Я была бы в отчаянии, покидая Рим, к которому я так привыкла, если бы около четырех часов, при виде новолуния, мне не блеснула одна идея.
— Видишь ты этот месяц? — спросила я у Дины.
— Да, ответила она.
— Ну, так этот серп будет прекраснейшей луной через одиннадцать-двенадцать дней.
— Конечно.
— Видела ты Колизей при свете луны?
— Да.
— А я не видела.
— Знаю.
— Но ты, может быть, не знаешь, что я хочу его видеть.
— Возможно.
— Да. Откуда следует, что через десять или двенадцать дней я снова буду в Риме, столько же для бегов, сколько для Колизея.
— О!
— Да. Я поеду с тетей. И это будет славно; без тебя, без мамы, а с тетей! Мы будем преспокойно прогуливаться, и я буду очень веселиться.

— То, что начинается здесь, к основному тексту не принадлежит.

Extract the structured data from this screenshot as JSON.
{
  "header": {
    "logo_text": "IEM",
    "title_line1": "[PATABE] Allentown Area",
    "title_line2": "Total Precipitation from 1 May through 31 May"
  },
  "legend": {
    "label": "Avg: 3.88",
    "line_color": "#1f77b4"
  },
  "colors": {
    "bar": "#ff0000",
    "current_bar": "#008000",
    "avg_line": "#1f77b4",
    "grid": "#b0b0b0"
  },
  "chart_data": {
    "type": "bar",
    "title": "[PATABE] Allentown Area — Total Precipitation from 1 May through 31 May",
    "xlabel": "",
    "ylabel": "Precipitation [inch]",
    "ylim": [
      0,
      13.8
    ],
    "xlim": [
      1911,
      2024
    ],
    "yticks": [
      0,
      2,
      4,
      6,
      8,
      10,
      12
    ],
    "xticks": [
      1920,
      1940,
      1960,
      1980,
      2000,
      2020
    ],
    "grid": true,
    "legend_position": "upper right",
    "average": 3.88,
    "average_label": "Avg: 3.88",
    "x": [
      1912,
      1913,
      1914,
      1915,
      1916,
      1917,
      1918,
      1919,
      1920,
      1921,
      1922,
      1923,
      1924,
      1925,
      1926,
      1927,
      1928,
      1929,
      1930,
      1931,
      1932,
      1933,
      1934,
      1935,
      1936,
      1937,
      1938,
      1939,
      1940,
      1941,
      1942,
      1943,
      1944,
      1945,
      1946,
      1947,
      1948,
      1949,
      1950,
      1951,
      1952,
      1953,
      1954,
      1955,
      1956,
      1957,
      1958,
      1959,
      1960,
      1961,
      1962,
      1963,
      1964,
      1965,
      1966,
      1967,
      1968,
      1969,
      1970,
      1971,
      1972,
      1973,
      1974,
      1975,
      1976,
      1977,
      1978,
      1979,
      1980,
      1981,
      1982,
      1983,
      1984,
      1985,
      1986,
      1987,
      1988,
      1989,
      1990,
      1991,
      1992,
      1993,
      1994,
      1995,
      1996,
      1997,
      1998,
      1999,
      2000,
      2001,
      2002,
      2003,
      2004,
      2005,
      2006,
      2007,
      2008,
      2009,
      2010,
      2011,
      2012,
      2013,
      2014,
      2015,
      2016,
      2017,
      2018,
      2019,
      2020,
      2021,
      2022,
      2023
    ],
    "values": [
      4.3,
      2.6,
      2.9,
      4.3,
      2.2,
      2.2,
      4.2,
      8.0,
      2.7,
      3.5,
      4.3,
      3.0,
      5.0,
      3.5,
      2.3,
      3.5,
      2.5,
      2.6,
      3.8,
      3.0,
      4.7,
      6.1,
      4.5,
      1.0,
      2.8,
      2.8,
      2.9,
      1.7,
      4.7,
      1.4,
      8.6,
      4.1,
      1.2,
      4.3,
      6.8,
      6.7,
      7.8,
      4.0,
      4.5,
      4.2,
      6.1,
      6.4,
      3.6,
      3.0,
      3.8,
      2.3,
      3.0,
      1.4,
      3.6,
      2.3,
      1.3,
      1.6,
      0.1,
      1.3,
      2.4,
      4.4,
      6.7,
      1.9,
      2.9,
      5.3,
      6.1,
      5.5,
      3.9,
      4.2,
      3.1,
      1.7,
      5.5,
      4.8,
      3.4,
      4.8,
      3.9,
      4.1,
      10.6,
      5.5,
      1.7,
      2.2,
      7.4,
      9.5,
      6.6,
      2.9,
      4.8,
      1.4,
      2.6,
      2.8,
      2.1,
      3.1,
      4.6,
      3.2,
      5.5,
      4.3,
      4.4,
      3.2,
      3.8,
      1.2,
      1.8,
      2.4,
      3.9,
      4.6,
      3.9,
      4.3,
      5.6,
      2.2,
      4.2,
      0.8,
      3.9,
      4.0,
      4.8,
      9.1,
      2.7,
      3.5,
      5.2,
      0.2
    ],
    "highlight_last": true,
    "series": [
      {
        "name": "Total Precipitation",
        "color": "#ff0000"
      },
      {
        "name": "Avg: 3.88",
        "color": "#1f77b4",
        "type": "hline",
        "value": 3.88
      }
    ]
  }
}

— Хорошо, — говорит мама, — так это и будет, я тебе обещаю!
И она поцеловала меня в обе щеки.
В одиннадцать часов я уже легла, чтоб не видеть маслин и красноватой земли, а в час мы уже подъезжали к вокзалу Ниццы, к величайшей радости тети, которая очень волновалась, пришедши нам на встречу в сопровождении m-lle Колиньон, С. и т. д., и т. д.
— Вы знаете, — кричала я им, еще прежде, чем открыли дверцы, — мне очень досадно, что я должна была возвратиться, и это только оттого, что иначе было невозможно.
И я обняла их всех зараз.
Дом омеблирован очаровательнейшим образом; моя комната ослепительна, обитая небесно-голубым атласом с пуговками. Открыв дверь на балкон и взглянув на наш красивый сад, бульвар и море, я должна была высказать вслух:
— Чтобы ни говорили, ничего не может быть такого очаровательно-простого и чудно-поэтического, как Ницца!
Говорят о чудесах Неаполя; что до меня — я предпочитаю Ниццу. Здесь берег свободно купается в море, а там оно загорожено глупой стеной с перилами, и даже этот жалкий берег застроен лавками, бараками и всякой гадостью.
«Думайте иногда обо мне, а я только о вас буду думать!»